While it is true that the MSM are under threat and are running scared, is it really realistic to compare this online revolution to that of the 16th century? The very suggestion brings the line of bloggers being self-obsessed, arrogant and self indulgent immediately to mind. On the one hand the significance of the Reformation came down to the printing press and the free distribution of text. Surely blogging is just the same idea via an alternative method of distribution? A mere development, but the other hand Hewitt proves the other side of the coin can just as easily be argued. Have we, or are we, witnessing the second Reformation?

Discuss.

4 comments:

scottspeig
said...

To compare blogging to the Reformation is a wrong comparison.

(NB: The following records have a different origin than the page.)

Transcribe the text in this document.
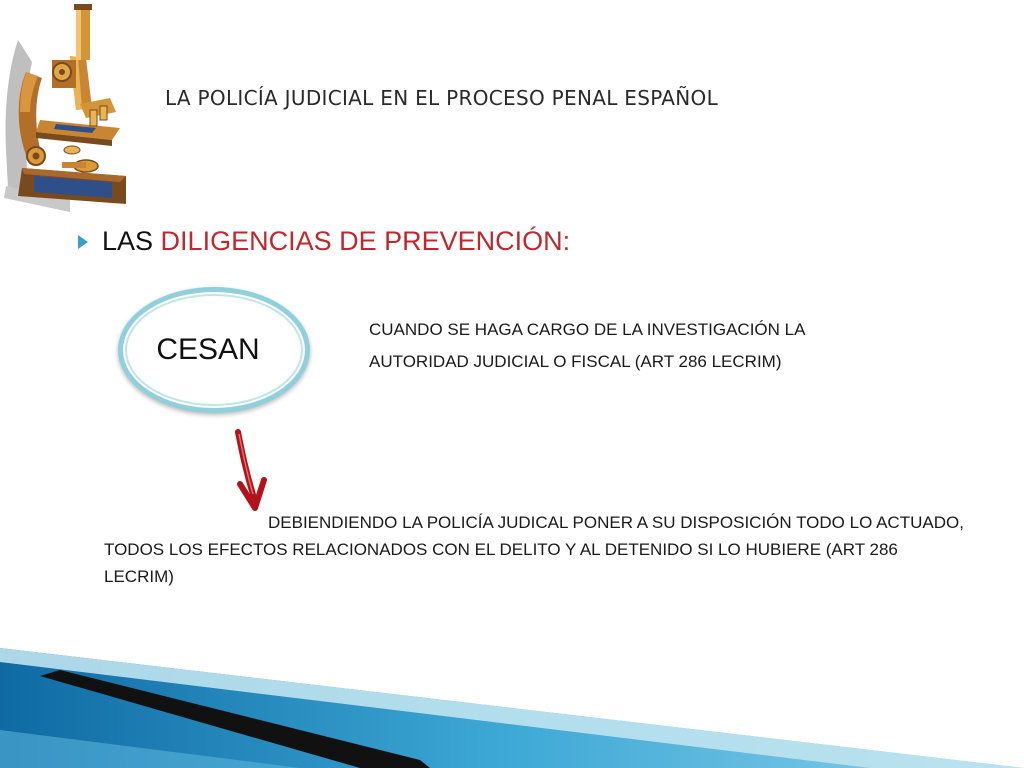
LA POLICÍA JUDICIAL EN EL PROCESO PENAL ESPAÑOL
LAS DILIGENCIAS DE PREVENCIÓN:
CESAN
CUANDO SE HAGA CARGO DE LA INVESTIGACIÓN LA AUTORIDAD JUDICIAL O FISCAL (ART 286 LECRIM)
DEBIENDIENDO LA POLICÍA JUDICAL PONER A SU DISPOSICIÓN TODO LO ACTUADO, TODOS LOS EFECTOS RELACIONADOS CON EL DELITO Y AL DETENIDO SI LO HUBIERE (ART 286 LECRIM)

The reason is that the Reformation claimed anyone could read and understand scripture rather than a priest declaring it.

An analogy to this would have been the introduction of the newspaper where anyone can read it and follow it rather than have someone tell them how it is.

Blogging is like having members of the congregation preaching. While it can be useful, you would need to keep your wits and know your source before relying on it when talking to others!

Anonymous said...

The Reformation was attempted to reform a rather corrupt Catholic Church and fought for freedom to practice Christianity in manner different from that dictated by Rome. The printing press simply facilitated this change - important yes but I'm not sure the blogosphere can claim a similar stature. The internet has facilitated more freedom of speech, bloggers are simply evidence of that.

Baron Collingwood
said...

Let me first start by saying I rarely read anything from Hugh Hewitt. The 'conservative right' (for lack of a better name) is so self centric and adoring of anything they feel they have influenced. I wouldn't put it past them to compare some minor future event to the Battle of Hastings.

The same thing Hewitt says of blogs could be said of the switch from radio to television. Dissemination of information is indeed coming quicker, faster, and from multiple sources but the same could be said of the switch in the mid 1980s from three channels to 500. Granted a step forward in access to data but not the Reformation.

If the only definition of equitable to the Reformation is a major shift in sources from which the masses receive their information, there would be multiple examples of the Reformation being recreated....

The Old Right/Classical Liberals that are on the real right tend to find people like Hewitt and most other US 'conservatives' to lean to the hyperbolic more often than not when it comes to historical references...

Anonymous said...

What a load of shit. Where's the totty gone?